Pathways is a group effort — initial investment came from the TreadRight Foundation, the Travel Corporation’s nonprofit arm, and funds are managed through the nonprofit Tourism Cares. New York City-based TripSchool, which builds online and in-person courses for tour guides and tour operators and last year launched a diversity initiative, is providing the curriculum.
“It’s been an open secret that if you look around at conventions, hiring conferences, or even internally at staff and independent contractors of companies, you don’t see much diversity,” said Mitch Bach, TripSchool’s chief executive. “There are a lot of diversity initiatives out there, but this is something that has never existed in group travel until now.”
Other group tour organizers are also making strides: Intrepid Travel last year launched a new marketing policy that involves a series of inclusivity pledges, including ensuring that at least half of its partner creators and influencers were Black, Indigenous or people of color; companies like Outdoor Afro are encouraging the Black community to connect to nature.
And the adventure cruising outfitter Hurtigruten Expeditions has created a six-person Black traveler advisory board, offering each member a $5,000 consulting fee, as well as a matched donation to an organization of their choice that supports Black travelers. In February, the group traveled together to Antarctica, where they held sessions on marketing to, and investing in, Black travelers.
While these may be the first organized, mainstream efforts to tackle the lack of diversity on group tours, Black tour guides have been operating for decades amid a growing Black travel sector. Black travelers in the United States spent nearly $130 billion on leisure travel, both domestic and international, in 2019. But Black travelers face unique challenges. The tourism marketing agency MMGY Global reports that concerns of both safety and representation weigh heavy on Black travelers.
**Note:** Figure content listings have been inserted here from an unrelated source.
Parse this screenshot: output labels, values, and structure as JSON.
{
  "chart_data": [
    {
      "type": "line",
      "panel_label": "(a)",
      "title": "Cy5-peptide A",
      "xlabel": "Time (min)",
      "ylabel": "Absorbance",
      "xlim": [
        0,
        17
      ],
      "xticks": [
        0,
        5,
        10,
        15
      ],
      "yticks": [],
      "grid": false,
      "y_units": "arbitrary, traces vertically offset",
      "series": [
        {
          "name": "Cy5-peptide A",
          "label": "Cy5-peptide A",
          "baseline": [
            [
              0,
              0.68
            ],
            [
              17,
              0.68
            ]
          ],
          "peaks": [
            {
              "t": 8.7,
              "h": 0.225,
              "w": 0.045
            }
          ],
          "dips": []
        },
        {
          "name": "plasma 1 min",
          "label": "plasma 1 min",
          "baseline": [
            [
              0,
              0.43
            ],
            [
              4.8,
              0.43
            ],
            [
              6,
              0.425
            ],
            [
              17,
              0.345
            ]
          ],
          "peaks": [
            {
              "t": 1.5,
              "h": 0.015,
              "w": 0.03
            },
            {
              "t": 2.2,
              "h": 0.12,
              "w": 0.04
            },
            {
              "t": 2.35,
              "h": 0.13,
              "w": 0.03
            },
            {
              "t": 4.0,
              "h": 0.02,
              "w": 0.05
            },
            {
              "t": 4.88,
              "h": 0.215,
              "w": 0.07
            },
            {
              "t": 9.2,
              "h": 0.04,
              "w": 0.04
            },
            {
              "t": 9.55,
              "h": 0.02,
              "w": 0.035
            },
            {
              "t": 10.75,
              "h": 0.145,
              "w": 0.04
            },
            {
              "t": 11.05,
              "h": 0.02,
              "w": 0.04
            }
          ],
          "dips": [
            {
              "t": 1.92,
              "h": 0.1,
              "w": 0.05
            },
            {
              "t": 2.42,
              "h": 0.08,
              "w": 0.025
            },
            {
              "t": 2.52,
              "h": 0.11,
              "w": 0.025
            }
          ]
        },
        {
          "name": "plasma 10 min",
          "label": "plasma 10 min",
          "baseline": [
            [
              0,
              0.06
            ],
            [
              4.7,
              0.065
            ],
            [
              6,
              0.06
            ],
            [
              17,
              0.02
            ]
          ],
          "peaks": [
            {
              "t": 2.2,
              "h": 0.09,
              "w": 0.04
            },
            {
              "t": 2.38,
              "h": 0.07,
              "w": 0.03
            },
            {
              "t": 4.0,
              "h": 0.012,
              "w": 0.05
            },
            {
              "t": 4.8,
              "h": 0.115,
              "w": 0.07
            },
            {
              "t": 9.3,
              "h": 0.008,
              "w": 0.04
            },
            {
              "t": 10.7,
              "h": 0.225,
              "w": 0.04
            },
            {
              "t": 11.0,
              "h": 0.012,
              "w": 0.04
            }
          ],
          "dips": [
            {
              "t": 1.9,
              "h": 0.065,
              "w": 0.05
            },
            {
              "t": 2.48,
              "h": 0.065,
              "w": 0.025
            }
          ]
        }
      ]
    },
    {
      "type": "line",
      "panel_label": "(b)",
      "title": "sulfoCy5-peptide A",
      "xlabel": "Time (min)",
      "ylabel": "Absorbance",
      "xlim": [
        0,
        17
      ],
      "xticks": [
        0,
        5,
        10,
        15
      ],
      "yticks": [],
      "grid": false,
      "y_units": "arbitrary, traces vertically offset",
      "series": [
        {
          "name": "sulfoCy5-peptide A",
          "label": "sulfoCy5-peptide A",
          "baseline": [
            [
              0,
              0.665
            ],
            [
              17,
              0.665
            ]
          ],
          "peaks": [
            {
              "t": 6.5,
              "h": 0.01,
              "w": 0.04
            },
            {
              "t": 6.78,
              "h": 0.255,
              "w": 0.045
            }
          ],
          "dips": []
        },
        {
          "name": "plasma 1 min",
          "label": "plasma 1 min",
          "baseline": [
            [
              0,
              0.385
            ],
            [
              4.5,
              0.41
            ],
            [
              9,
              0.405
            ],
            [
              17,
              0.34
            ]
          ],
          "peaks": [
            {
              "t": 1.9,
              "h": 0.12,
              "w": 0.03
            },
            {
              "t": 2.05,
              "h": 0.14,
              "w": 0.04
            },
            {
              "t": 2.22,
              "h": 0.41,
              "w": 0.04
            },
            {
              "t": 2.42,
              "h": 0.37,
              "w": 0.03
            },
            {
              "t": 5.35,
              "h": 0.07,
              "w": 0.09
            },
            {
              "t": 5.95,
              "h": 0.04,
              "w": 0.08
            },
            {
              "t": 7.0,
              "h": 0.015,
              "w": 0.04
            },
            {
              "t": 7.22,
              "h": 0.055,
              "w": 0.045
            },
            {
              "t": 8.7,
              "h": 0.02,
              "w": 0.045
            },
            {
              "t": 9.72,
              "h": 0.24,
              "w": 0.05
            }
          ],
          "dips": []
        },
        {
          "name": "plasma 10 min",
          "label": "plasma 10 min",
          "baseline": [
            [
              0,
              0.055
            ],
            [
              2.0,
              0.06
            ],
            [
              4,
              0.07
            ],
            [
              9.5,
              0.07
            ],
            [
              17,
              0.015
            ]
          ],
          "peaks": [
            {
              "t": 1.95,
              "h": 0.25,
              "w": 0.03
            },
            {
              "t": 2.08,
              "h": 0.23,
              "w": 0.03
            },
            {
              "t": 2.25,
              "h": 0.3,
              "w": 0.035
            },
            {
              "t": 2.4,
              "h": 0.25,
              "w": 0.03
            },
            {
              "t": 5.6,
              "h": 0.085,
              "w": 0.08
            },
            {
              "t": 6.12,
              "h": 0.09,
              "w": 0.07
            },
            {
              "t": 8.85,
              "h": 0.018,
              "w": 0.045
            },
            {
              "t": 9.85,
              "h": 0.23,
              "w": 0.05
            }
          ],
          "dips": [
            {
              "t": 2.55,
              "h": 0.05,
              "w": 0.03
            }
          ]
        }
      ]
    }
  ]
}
“It’s not that Black tour guides aren’t there, they just aren’t getting the recognition that they deserve,” said Martinique Lewis, a diversity-in-travel consultant who serves as president of the Black Travel Alliance, a nonprofit launched in 2020 to hold travel brands accountable to their claims of diversity and inclusion (she is a member of Hurtigruten’s advisory board, as well). “They’re not the ones the travel publications put on their big list, and not the ones that destinations use when you go to their site. But there are multiple tours around the world that cater to a different narrative than one of the European background.”
Tashieka Brewer, a publicist who lives in New Jersey, began aggregating many of those tours on a website, Pink Girls Run The World, after growing frustrated with her own group travel experiences, including hearing a fellow traveler on a plantation tour in New Orleans who questioned whether African Americans had actually been held as slaves. She also links to Airbnb postings, restaurants and hotels that have been recommended as welcoming to Black travelers, and blogs about her own travel experiences.